Il saluto non e’ reato
settembre 19th, 2006Qualche giorno fa ho visto questo curioso cartello in un centro commerciale:

Triste, molto triste constatare che occorre ricordare ai propri clienti che il saluto e’ la prima cortesia, che e’ gratis e non obbliga all’acquisto…




settembre 19th, 2006 at 4:13 pm
Triste la constatazione, eccezionale lo spirito di chi ha messo il cartello…
settembre 19th, 2006 at 5:19 pm
Concordo, infatti non me lo sono fatto sfuggire.
settembre 20th, 2006 at 4:39 pm
Qualcuno ci farà le magliette e le venderanno nello stesso centro commerciale
Non mi sono mai piaciuti i centri commerciali.
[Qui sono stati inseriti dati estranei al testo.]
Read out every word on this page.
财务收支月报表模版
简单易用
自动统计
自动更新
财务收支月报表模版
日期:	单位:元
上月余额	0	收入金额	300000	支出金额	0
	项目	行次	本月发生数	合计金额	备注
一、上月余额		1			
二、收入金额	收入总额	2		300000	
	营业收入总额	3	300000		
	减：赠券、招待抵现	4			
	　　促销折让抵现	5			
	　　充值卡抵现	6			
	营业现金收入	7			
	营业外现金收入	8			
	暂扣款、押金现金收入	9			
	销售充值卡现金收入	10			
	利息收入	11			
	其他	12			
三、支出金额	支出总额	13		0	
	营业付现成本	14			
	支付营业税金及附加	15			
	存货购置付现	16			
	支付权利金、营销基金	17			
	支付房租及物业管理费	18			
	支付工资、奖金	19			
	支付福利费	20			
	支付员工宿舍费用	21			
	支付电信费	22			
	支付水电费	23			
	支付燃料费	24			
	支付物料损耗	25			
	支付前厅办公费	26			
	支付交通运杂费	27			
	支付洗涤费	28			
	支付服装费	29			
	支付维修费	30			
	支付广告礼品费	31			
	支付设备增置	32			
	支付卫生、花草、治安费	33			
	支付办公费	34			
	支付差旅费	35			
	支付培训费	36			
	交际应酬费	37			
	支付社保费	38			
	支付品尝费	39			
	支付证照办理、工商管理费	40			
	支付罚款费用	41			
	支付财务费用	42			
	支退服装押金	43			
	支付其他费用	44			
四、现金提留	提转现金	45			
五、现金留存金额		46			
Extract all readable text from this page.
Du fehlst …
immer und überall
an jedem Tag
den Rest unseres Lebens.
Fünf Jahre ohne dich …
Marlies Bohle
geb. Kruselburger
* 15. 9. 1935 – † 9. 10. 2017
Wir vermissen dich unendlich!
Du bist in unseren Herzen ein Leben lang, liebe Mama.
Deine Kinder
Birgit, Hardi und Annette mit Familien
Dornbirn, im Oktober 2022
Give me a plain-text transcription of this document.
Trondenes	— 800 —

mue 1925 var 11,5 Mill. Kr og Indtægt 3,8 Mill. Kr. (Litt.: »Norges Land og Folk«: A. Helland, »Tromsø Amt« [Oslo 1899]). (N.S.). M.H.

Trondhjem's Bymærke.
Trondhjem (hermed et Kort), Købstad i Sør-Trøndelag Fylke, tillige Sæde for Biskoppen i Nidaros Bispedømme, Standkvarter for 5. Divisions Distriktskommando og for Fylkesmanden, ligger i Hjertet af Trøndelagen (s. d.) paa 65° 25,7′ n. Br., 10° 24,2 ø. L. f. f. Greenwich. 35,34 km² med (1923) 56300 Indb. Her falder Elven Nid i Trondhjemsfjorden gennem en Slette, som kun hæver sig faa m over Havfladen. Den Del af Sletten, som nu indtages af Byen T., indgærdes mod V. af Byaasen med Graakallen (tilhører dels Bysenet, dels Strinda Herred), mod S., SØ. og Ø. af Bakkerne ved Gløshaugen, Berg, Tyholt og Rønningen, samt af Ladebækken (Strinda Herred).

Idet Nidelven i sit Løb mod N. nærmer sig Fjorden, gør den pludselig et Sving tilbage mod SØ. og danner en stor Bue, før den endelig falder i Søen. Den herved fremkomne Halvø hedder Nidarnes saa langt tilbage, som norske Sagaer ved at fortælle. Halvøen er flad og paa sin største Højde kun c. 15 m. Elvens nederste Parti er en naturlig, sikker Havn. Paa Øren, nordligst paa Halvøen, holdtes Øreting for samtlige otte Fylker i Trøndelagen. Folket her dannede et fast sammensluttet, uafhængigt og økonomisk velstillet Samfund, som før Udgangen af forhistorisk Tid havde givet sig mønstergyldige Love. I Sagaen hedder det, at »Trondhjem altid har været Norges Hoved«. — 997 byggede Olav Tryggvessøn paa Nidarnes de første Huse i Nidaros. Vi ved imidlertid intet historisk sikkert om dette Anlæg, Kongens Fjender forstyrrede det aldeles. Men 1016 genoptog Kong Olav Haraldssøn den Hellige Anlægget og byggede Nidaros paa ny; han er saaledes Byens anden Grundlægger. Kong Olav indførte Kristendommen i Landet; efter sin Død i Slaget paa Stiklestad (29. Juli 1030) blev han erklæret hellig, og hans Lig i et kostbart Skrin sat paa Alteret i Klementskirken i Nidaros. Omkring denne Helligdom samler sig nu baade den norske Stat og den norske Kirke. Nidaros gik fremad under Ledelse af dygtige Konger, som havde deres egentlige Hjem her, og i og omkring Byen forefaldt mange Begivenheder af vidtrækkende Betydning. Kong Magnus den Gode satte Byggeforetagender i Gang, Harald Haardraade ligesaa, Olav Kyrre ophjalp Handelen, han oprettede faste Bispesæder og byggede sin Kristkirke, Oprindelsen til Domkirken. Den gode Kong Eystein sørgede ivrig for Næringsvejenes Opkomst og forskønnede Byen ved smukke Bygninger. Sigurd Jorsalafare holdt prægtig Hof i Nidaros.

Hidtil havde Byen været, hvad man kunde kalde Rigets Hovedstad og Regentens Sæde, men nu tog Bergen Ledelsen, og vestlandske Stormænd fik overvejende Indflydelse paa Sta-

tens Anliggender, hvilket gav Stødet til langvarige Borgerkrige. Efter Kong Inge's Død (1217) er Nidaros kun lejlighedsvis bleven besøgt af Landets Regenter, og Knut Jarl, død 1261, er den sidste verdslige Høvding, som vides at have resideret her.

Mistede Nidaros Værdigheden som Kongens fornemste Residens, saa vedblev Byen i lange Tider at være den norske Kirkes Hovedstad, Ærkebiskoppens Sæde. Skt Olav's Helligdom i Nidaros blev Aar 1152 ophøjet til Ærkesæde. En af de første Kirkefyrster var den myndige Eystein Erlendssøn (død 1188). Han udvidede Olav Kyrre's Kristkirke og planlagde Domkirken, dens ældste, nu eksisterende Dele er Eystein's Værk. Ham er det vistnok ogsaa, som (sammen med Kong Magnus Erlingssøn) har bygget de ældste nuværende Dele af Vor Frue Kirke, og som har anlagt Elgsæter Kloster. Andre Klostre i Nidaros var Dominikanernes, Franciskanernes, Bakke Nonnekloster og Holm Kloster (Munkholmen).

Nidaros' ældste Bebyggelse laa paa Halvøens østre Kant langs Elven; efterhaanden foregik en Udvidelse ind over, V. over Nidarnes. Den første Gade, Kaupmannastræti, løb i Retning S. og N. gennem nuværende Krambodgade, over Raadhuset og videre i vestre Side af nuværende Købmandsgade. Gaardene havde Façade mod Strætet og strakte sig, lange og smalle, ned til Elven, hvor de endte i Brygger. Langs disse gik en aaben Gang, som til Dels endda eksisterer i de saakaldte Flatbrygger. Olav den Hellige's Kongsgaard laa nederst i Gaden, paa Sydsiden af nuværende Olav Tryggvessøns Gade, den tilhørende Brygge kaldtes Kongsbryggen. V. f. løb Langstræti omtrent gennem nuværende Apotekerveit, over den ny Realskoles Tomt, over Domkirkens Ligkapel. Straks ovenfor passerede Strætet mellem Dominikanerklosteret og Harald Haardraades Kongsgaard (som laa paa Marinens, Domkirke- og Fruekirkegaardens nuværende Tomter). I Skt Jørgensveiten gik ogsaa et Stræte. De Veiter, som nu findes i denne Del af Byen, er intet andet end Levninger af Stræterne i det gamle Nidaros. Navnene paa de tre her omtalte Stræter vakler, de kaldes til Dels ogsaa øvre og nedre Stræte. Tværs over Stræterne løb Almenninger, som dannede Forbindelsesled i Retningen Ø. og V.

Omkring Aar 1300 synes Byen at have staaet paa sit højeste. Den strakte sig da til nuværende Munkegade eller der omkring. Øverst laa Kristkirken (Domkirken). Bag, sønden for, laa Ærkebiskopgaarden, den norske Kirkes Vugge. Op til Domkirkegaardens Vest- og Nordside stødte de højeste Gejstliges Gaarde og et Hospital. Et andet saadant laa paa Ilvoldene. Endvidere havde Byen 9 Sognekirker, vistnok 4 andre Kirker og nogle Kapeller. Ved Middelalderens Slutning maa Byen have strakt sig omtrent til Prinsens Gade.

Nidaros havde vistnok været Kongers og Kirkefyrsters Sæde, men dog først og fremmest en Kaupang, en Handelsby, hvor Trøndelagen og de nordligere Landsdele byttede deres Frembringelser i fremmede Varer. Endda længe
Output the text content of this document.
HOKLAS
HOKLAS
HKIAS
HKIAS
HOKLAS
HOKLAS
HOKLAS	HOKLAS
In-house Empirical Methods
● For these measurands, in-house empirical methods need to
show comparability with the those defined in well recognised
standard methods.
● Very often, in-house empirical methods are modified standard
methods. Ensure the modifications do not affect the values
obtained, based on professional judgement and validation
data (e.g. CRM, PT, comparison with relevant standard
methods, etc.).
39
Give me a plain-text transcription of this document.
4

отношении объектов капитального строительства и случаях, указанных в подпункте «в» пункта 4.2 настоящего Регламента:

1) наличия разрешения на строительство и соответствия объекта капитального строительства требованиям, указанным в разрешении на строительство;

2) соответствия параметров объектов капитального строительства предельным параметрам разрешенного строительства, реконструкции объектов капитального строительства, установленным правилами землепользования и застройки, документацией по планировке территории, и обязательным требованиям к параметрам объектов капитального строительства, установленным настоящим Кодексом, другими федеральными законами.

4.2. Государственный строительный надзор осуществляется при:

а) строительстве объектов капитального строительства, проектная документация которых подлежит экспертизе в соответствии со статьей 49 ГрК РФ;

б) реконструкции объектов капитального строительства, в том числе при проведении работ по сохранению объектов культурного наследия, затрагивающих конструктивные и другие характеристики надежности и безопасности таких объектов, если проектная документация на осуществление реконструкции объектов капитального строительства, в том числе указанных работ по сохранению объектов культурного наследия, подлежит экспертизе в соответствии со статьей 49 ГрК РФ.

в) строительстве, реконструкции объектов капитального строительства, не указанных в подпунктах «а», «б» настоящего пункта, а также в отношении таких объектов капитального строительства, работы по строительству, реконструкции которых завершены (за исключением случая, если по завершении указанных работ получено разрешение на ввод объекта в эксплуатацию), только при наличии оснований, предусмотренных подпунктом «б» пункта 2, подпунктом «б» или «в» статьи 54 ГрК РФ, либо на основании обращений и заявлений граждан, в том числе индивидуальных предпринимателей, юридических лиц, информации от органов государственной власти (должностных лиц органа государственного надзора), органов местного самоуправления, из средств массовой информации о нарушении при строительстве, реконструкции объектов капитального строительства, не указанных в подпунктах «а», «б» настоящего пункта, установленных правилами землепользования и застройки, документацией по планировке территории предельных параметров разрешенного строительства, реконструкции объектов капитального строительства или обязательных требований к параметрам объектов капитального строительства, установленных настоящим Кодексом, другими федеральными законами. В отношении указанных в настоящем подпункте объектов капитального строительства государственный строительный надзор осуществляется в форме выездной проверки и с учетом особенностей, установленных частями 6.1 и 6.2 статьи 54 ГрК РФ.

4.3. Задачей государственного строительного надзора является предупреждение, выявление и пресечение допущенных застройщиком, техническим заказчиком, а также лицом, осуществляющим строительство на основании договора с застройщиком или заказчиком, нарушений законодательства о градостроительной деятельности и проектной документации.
Quando ero piccolo e desideravo qualcosa, facevo sempre il giro dei negozi e provavo quello che dovevo comprare, crescendo andavo negli stessi negozi dove mi sentivo a casa e sapevano già cosa farmi vedere dei nuovi arrivi, mi sentivo tra amici.
In un centro commerciale mi sento invece come se fossi un ladro, indichi cosa vuoi e paghi, se non compri i venditori ti lasciano con il broncio.
Se poi vedo le frotte di ragazzini e purtoppo di adulti che se non comprano qualcosa (cazzate comprese, mi si passi il termine) hanno l’ansia da infelicità.
Persone cresciute con l’idea che se non hai denaro sei infelice e ogni cosa è acquistabile, amicizia compresa, il risultato è gente che vive acquistando “roba”, perennemente infelice.
In un centro commerciale ho visto in vendita anche delle moto, non avevano profumo di benzina ne di gomme, asettiche buone per tutti e per nessuno.
Come si fa a scegliere una moto che accompagna sogni ed emozioni, se di fianco ha il 3 x 2 per smacchiare ?
Un giorno o l’altro ci venderanno anche le persone nei centri commerciali…
settembre 25th, 2006 at 12:30 pm
Ciao,
anche io poche settimane fa mi sono imbattuto nel simpatico cartello.
E’ triste come dite voi, ma secondo me è più triste per un altro motivo. Appare logico che quando si entra in un “luogo” popolato da altre persone dovrebbe echeggiare un chiaro saluto, purtroppo non è così e vabbe… E’ triste, secondo me, perchè non sei tu che me lo devi ricordare con un cartello alquanto antipatico. Fa violenza…e la fa indiscriminatamente. A me che saluto abitualmente, da fastidio e sinceramente ho evitato quel negozio. Per chi non conosce educazione esistono altri e più sottili modi per farglielo capire. Arriveduuooorci.
settembre 25th, 2006 at 12:35 pm
Onestamente ha urtato anche me ed e’ stato parlare con le commesse che mi ha chiarito il senso di esasperazione che ha portato all’affissione del cartello…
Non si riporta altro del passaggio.